Un désert politique pour la gauche varoise
Les élections municipales de 2026 dans le Var ont confirmé une tendance lourde : le département est devenu un territoire quasi-imperméable à la gauche. Alors que près de 3.400 conseillers municipaux viennent d'être désignés, les forces de gauche ne peuvent compter que sur une poignée d'élus, représentant moins de 1% du total.
Saint-Zacharie, ultime bastion
Seule commune du Var à avoir élu un maire classé à gauche, Saint-Zacharie fait figure d'exception remarquable. Cette petite cité provençale de moins de 6.000 habitants, située à la lisière des Bouches-du-Rhône, a reconduit Jean-Jacques Coulomb avec 53,46% des voix. Classé « divers gauche » par la préfecture, le maire succède à une lignée familiale qui dirige la commune depuis près de quarante ans.
« On peut légitimement se demander si les électeurs ont voté pour son étiquette politique ou pour la continuité d'une gestion familiale bien ancrée », analyse un observateur local.
Une présence symbolique dans les grandes villes
Dans les quinze plus grandes villes du Var, la situation est particulièrement préoccupante pour la gauche.

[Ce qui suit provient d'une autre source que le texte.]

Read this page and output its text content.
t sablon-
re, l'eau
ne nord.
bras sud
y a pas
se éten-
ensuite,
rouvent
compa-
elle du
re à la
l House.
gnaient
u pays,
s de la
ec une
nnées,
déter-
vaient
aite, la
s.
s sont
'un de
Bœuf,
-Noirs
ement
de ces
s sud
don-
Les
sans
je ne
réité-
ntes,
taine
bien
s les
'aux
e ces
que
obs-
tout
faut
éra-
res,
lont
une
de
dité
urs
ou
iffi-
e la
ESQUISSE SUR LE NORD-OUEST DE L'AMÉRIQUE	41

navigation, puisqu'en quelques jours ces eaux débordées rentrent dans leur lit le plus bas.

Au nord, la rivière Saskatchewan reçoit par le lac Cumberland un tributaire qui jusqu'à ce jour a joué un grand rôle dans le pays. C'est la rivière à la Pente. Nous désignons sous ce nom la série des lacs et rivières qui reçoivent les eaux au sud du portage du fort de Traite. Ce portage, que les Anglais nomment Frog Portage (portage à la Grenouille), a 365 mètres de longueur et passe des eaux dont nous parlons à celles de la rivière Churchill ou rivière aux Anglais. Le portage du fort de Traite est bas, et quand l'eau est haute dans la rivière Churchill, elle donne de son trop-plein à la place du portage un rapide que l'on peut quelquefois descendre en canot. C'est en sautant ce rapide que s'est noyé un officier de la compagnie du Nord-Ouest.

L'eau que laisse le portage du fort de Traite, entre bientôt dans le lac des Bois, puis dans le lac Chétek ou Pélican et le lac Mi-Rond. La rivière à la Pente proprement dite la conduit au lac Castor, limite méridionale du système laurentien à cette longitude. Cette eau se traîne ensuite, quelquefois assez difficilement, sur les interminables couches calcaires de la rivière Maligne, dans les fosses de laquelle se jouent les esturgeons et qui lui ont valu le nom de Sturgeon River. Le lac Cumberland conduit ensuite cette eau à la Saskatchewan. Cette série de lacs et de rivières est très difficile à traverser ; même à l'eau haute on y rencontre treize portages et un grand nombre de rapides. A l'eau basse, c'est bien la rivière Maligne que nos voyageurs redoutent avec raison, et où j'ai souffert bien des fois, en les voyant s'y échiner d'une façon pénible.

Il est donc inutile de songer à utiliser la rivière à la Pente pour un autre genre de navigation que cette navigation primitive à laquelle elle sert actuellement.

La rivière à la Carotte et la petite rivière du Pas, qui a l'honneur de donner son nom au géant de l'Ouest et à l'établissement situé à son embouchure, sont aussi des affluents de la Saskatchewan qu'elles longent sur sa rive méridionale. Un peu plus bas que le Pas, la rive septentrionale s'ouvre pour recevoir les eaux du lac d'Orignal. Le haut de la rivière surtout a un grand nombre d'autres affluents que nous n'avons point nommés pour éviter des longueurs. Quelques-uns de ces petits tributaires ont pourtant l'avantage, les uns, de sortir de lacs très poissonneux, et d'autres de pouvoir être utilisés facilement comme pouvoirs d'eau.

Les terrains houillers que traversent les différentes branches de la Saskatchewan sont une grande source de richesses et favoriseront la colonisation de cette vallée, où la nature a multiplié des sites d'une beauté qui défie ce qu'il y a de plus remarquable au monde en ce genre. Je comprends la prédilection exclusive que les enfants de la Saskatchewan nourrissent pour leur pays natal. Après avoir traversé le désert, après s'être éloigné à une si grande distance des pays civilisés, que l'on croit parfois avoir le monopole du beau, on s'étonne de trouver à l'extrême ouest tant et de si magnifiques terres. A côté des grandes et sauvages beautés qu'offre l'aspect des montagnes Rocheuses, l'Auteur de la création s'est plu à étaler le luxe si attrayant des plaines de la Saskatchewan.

Seules cinq communes - La Seyne, Fréjus, Saint-Raphaël, La Garde et Ollioules - compteront des sièges estampillés « divers gauche » ou « union de la gauche », pour un total de quatorze élus seulement.
Les villes majeures du département sont désormais des zones blanches pour la gauche : Toulon, Hyères, Draguignan, Sanary ou Brignoles n'auront aucun représentant de gauche dans leurs conseils municipaux.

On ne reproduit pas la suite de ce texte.